Willamette Week reported at the time that the state’s legislative counsel had determined that it was not. But Oregon Deputy Attorney General Fred Boss countered that the counsel’s office had looked at the wrong section of the law and that the work was “expressly under [the Department of Justice’s] direction and control” as required by law, the newspaper said.
Boss also noted that the department has hired special assistant attorneys general who receive compensation from private sources “in areas like tobacco enforcement, bond issuance, and complex health care transactions.”
In Washington state, where Democratic Attorney General Bob Ferguson also hired an NYU attorney, Horner obtained emails through FOIA that he said show the attorney general’s office in 2019 had questions about the sufficiency of attribution science — an evolving field that specializes in measuring the influence of climate change on individual weather events like hurricanes, heat waves, floods and wildfires.
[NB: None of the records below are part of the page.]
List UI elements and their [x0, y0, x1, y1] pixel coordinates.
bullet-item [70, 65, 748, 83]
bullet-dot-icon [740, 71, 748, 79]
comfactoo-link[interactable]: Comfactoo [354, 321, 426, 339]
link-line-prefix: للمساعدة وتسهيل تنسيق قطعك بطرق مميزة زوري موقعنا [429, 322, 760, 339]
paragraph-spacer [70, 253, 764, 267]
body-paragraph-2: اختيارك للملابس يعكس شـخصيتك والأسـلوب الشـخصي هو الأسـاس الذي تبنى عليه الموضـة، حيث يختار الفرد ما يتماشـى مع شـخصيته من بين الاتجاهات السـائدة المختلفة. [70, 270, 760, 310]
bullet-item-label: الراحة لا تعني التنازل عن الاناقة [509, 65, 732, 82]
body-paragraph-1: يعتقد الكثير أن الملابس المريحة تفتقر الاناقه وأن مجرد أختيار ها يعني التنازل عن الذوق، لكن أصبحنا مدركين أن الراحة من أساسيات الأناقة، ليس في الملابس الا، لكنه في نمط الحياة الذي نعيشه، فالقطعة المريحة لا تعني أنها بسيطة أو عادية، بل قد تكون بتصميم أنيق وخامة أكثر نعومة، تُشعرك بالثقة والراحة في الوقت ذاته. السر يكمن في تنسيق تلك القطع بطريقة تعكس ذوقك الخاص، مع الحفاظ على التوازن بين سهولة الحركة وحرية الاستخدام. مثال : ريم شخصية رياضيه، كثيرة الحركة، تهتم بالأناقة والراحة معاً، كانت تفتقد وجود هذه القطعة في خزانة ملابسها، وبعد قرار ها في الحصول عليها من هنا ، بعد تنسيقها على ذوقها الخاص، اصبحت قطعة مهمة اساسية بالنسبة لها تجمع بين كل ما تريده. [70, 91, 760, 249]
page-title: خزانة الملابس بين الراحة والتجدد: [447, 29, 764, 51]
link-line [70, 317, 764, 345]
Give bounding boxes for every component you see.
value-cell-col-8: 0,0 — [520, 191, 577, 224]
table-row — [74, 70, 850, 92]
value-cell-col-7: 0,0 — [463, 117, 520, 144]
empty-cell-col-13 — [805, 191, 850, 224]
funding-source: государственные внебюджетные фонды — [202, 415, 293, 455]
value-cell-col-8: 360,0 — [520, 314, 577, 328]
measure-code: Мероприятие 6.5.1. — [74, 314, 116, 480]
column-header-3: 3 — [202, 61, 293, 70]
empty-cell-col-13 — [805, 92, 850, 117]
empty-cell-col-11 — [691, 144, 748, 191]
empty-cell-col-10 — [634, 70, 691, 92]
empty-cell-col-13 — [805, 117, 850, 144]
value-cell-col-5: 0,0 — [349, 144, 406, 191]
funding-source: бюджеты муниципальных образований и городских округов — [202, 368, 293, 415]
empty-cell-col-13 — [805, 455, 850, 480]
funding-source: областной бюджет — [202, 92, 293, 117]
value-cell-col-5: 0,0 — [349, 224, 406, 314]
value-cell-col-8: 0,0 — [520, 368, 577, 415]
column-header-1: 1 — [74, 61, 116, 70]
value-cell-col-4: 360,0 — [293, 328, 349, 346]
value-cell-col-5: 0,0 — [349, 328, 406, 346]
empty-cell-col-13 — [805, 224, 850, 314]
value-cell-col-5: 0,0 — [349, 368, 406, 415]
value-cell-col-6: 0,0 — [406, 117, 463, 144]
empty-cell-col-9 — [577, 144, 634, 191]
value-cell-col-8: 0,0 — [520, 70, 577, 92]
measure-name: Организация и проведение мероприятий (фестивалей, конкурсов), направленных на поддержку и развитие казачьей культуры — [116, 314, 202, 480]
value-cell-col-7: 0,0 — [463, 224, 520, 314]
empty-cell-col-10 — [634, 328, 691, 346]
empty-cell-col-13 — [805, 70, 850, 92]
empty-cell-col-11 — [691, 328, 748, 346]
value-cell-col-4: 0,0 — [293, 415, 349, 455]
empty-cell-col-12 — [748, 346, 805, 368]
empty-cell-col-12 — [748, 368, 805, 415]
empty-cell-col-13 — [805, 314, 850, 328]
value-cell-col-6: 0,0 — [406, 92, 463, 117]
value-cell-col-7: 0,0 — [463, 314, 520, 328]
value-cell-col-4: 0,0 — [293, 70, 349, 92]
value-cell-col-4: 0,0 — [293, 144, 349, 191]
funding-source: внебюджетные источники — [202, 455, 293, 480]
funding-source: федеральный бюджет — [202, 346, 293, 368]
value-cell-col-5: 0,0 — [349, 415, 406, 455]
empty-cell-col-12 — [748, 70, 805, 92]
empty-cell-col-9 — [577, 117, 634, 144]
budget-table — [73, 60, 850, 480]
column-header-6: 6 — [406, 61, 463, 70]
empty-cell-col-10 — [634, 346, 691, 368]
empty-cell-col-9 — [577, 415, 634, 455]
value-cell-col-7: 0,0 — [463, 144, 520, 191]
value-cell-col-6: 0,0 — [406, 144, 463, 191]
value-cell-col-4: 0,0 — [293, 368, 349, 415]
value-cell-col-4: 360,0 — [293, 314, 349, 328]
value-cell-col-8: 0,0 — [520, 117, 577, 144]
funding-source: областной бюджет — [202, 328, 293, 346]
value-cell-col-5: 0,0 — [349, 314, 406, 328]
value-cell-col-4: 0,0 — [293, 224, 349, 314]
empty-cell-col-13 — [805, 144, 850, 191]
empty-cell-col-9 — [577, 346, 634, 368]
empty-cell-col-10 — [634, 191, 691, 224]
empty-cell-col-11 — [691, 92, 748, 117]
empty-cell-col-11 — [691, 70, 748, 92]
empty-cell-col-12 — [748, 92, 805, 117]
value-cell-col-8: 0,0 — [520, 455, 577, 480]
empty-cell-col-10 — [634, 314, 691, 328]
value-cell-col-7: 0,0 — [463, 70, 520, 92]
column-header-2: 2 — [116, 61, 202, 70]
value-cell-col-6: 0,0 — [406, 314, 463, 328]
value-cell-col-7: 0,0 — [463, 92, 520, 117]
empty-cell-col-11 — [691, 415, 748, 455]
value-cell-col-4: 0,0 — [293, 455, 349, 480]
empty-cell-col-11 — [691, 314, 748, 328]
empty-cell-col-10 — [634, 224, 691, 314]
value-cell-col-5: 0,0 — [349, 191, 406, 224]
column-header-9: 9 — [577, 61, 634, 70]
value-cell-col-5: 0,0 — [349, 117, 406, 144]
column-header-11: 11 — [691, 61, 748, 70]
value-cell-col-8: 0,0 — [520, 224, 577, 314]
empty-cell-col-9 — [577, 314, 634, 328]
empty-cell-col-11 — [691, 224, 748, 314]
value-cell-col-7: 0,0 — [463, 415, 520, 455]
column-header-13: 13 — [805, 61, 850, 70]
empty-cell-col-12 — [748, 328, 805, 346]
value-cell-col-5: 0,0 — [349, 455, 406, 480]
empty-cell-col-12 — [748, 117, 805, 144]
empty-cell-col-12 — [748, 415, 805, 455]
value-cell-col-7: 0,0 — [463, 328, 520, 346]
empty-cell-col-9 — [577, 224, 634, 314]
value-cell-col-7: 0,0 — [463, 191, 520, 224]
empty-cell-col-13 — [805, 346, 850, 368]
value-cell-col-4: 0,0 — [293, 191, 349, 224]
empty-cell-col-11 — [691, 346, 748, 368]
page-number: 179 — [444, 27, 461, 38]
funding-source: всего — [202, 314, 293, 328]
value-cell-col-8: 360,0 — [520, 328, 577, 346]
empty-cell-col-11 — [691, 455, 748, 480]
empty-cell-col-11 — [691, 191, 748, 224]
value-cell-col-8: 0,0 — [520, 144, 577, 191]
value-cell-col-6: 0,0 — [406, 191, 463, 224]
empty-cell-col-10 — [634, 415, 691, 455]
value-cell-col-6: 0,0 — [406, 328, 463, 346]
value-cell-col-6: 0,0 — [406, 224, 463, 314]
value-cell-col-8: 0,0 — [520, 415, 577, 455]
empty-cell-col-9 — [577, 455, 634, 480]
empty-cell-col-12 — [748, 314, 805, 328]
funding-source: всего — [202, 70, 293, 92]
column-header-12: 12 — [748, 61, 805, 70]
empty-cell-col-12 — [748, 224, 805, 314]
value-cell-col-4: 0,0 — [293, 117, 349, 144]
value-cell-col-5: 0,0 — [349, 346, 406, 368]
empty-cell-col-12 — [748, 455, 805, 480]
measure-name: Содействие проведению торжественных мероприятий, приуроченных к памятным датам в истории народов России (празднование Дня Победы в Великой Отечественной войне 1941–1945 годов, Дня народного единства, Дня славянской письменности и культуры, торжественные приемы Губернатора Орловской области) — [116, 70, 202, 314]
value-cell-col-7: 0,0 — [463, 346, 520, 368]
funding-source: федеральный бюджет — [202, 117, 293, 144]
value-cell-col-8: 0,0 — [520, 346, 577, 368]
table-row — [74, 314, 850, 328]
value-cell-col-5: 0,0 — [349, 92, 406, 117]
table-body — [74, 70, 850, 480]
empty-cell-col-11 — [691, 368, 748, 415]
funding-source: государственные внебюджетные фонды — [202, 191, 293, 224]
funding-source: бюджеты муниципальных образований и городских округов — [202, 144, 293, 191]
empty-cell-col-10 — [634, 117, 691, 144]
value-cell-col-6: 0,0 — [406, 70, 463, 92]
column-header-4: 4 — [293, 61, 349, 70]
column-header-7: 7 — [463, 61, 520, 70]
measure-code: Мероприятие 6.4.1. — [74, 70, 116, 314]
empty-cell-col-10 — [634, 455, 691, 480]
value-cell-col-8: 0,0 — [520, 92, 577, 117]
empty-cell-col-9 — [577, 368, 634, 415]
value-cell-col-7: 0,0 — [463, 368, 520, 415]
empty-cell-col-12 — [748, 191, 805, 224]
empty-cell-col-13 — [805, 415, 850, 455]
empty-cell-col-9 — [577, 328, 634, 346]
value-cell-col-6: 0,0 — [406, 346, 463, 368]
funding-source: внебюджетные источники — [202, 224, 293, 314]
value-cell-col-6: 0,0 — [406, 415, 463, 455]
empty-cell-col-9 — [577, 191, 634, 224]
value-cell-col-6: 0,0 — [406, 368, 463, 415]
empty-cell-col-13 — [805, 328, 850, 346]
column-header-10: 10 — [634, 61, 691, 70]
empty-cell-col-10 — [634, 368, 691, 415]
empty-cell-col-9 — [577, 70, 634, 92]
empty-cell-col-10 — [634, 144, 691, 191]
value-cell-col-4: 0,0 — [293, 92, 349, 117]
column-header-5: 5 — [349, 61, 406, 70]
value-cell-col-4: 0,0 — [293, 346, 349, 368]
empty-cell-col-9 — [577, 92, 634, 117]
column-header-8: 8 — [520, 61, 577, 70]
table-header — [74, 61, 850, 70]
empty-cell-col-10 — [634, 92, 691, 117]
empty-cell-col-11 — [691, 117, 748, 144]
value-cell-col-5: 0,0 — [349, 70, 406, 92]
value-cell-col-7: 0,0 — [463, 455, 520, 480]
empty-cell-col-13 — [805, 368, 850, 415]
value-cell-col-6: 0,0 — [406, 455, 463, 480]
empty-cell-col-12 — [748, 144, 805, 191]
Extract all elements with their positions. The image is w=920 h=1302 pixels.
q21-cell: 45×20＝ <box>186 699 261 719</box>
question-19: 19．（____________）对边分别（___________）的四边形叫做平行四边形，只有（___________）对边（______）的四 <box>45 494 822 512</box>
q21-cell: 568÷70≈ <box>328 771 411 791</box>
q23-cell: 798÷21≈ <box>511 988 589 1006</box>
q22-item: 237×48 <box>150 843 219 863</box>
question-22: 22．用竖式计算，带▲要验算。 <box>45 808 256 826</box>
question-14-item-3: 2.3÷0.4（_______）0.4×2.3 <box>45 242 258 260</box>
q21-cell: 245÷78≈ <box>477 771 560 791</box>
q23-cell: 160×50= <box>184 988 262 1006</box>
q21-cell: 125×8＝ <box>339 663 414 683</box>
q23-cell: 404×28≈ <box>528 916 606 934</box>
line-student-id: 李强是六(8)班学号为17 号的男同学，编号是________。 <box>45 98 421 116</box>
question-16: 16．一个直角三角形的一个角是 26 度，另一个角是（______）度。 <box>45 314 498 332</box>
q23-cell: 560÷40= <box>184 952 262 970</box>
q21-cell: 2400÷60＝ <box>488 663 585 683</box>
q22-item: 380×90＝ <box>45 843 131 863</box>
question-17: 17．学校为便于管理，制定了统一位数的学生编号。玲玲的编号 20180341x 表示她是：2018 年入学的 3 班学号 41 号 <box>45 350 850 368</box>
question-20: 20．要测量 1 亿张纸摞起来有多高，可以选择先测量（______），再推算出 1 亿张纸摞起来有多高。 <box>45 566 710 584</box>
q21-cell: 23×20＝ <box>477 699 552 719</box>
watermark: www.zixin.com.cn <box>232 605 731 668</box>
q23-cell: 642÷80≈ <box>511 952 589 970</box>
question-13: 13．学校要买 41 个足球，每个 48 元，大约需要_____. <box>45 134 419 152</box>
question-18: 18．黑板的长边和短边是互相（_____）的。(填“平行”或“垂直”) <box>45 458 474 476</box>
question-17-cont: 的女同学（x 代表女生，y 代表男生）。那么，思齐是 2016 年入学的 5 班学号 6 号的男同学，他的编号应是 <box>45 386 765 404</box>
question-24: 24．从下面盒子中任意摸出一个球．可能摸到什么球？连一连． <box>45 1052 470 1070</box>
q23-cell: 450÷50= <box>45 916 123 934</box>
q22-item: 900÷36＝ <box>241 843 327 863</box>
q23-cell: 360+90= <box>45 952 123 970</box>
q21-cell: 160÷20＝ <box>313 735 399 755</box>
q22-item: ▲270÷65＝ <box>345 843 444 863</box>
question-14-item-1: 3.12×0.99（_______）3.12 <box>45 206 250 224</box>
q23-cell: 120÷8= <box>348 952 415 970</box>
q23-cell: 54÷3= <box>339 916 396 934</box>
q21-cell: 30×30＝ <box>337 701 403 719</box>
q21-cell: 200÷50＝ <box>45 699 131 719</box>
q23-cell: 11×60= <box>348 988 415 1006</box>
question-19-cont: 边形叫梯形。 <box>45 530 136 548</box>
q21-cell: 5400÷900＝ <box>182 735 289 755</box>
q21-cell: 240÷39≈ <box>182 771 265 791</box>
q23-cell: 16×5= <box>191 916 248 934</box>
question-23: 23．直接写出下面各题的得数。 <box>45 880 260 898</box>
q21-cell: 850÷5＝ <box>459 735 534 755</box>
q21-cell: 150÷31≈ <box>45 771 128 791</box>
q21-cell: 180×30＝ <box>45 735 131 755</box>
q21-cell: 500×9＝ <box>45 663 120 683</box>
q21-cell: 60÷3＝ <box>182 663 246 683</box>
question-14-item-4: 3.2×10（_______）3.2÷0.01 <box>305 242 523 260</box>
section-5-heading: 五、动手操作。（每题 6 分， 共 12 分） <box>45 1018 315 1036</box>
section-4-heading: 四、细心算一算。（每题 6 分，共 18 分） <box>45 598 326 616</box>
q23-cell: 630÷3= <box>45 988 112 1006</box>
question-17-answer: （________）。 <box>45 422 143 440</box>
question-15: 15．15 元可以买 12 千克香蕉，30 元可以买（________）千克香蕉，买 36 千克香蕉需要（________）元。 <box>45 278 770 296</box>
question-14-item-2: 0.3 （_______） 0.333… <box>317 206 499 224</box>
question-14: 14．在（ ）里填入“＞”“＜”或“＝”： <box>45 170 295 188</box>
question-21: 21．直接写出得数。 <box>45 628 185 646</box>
Washington state Rep. David Hackney, a Democrat who has spoken in favor of the climate liability litigation, told E&E News that he’s confident the controversy won’t make a difference in Ferguson’s decision whether or not to pursue a climate case. Hackney noted that Washington state is under a “very environmentally friendly administration” led by Gov. Jay Inslee, a Democrat who ran for president in 2020 on a platform that prioritized climate action.
Hackney said of the state administration: “Pushback from the industry would do nothing but spur them on.”